所以,婚姻权利的争取,是我为基本权利、为自己、为美好爱情,作出的坚定选择。感恩命运,借由一次次选择,让我一遍遍验证我是谁,何其艰险,又何其有幸。

我和许志永的结婚申请程序走到了哪里:行政复议的现场阅卷和听取意见

2026年6月2日,我针对山东省监狱管理局对我们结婚申请的不作为,提交了《行政复议申请书》。到6月10日,5个工作日的审查期限届满。7月1日,《行政复议法实施条例》正式施行。这一天,我向复议办公室一次提交了五份程序性文件。

7月6日,去济南阅卷

7月6日一早,我和张磊律师从北京出发,前往位于济南的山东省政府复议办公室,基于法律规定的转送副本和被申请人答复的期限,要求阅卷和当面听取当事人的意见。

前一天晚上,我焦虑得睡不着觉,心里预想着各种会出现的状况。即使法律上已经“视同受理”(而去年11月的通信权行政复议,三天就给了受理告知书和案号),我还是担心——没有告知书、没有案号,他们会不会装作我根本不存在。因为我太熟悉那种“被当成不存在”的处理方式了。为了一件本该依法顺理成章的结婚申请奔走一年多,却还在反复证明“我确实来过、我确实申请过、我确实存在”,真的是无奈到想笑。

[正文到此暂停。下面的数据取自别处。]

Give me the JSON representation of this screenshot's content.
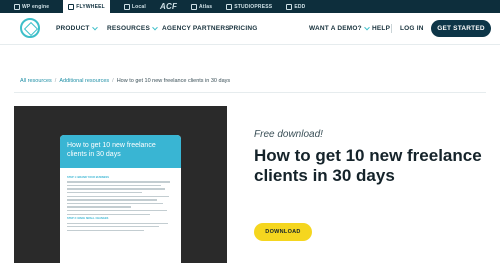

各省监狱系统这几年,一直把服刑人员婚姻登记作为“亲情帮教”的政策成绩来宣传,我们的申请却被长期搁置、沉默拖延。放在这些报道旁边,显得很刺眼。于是,临行前一天,基于这一年真实的经历,我感触良多,画了几张手绘,为自己和志永打气。

上午9点56分,我们到了济南市历下区文化东路50号。山东省政府的行政复议业务现场接待点设在这里,归司法厅管辖。门卫让我们先给办案部门打电话,得有工作人员出来接,我们才能进大厅。律师打过去,对方说没有“李翘楚案件”,让我们打立案部门的电话问。我一看那个立案部门的号码,正是我6月11日打过的。我拨过去,把复议案件的经过又说了一遍,也提到6月11日打过一次——那次接电话的人问了我的EMS单号,说第二天回复,可等了一天没回,我才寄的查询函,查询函也没回音。我说,今天我们是依照规定,在被申请人答复期限届满后,到现场来要求阅卷、并申请当面听取意见。接电话的工作人员说,她不知道6月11日是谁接的电话,让我们稍等,她跟领导汇报一下。五分钟后她回电话,让我们在大门口等,会有人来接。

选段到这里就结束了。